Obituary Notice

In the death of Sir Bryan Donkin, which occurred at his house in Hyde Park Street in the eighty-third year of his age, the Central Association for Mental Welfare and all it represents has lost a firm friend. He was a man of encyclopaedic knowledge and withal the kindliest and most unassuming of men.

Donkin was educated at Blackheath Proprietary School and thence went to Queen’s College, Oxford, as an open scholar, graduating in the first class of the Classical Tripos. He graduated as M.B., Oxon, in 1873, and became a F.R.C.P. Lon. in 1880, and during his active professional life held many important appointments and was Harveian Orator in 1910. He was physician and lecturer on Medicine at Westminster Hospital and Physician to the East London Hospital for Children, and Examiner in Medicine at the Royal College of Physicians. He was the author of many papers dealing with mental deficiency and criminality.

Donkin was appointed a Prison Commissioner in 1898 and threw himself with ardour into the duties of that office. He was an active member of the Royal Commission on the care and control of the feeble-minded (1908) the outcome of which was the Mental Deficiency Act (1913).
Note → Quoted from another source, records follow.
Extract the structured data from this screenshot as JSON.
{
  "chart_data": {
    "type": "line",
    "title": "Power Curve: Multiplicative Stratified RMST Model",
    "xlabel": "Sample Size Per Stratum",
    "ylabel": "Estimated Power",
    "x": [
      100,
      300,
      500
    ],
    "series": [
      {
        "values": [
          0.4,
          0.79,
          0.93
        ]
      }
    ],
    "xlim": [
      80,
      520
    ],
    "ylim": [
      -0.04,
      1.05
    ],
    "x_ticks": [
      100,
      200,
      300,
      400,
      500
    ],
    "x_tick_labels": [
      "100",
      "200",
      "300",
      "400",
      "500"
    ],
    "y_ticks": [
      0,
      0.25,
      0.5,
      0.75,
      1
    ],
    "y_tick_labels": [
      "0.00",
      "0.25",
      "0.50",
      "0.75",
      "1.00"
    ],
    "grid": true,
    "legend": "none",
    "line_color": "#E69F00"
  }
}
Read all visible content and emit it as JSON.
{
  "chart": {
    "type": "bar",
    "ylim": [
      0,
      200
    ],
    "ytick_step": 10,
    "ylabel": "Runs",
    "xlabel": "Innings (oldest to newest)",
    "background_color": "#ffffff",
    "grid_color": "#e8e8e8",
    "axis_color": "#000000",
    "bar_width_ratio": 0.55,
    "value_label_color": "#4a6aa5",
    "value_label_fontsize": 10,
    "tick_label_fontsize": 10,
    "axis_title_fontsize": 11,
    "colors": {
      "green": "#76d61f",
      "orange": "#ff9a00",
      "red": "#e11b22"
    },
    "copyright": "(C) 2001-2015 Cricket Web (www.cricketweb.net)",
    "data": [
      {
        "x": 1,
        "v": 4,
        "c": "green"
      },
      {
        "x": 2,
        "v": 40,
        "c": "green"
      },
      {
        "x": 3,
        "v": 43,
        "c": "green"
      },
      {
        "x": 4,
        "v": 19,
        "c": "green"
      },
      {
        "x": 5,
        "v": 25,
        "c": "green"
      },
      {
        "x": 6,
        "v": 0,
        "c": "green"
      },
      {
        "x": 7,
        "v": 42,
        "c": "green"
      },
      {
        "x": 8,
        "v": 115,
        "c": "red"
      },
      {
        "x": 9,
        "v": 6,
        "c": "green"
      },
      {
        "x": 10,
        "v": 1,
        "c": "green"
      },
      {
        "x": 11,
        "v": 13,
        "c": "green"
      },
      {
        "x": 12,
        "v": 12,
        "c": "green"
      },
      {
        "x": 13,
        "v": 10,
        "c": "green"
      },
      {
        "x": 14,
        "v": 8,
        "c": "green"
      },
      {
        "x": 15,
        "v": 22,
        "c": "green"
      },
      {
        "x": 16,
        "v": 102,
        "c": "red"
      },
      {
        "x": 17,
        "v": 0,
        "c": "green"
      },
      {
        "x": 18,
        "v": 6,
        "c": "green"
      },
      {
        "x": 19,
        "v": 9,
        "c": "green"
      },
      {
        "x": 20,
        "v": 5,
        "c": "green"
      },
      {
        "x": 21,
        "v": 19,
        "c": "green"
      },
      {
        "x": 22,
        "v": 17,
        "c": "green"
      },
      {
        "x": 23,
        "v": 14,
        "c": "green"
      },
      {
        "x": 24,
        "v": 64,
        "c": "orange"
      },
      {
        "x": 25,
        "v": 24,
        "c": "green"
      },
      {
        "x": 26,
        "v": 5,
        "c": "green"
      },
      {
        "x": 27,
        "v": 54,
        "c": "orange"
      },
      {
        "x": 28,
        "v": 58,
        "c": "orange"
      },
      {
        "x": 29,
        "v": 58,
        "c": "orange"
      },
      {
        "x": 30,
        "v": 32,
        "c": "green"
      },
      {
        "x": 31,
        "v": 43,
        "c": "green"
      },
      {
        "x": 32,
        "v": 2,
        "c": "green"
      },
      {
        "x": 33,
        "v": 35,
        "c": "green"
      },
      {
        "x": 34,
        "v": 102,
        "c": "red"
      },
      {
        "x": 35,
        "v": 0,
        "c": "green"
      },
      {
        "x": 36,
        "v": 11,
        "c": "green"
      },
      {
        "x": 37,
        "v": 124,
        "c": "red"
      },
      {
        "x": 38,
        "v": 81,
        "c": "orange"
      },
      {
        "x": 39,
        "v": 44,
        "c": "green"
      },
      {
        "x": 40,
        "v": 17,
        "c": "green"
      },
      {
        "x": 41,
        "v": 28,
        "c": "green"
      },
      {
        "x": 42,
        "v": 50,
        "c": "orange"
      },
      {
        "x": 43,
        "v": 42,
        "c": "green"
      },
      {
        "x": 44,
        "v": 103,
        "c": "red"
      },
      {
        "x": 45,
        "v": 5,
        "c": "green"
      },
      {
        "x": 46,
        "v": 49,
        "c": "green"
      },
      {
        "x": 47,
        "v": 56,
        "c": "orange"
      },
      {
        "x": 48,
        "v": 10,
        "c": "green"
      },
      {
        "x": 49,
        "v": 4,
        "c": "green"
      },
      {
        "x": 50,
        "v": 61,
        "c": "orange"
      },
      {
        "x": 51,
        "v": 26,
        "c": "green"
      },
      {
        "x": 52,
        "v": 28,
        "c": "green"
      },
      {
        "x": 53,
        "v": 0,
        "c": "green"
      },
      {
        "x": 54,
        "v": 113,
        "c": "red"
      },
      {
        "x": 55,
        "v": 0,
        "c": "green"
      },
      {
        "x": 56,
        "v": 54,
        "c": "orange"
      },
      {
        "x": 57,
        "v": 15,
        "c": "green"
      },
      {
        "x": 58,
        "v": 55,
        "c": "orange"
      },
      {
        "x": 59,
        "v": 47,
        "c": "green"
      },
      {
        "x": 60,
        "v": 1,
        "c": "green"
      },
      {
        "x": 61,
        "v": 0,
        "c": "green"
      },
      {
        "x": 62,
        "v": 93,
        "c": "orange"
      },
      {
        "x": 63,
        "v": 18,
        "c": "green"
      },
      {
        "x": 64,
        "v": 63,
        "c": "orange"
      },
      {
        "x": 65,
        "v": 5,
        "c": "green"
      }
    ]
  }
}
He retired from his post as Commissioner of Prisons in 1910 on attaining the age of 65, and his valuable services were recognised by the knighthood conferred on him in the following year. His activities on the Prison Commission were continued after retirement, as medical adviser to the Prisons Board and as Director of Convict Prisons. In addition he was made a member of the Board of Visitors for the State Inebriate Reformatory at Aylesbury, a member of the Visiting Committee of the Borstal Institution at Aylesbury, and a member of the Advisory Committee at Camp Hill in the Isle of Wight, which is a prison for men undergoing sentences of preventive detention. He continued his valuable services in this last appointment until a few months before his death.

Sir Bryan was a loyal friend, a firm but kindly administrator and one who was always ready to place his wide general knowledge of medicine and his special knowledge of nervous and mental diseases at the service of his colleagues.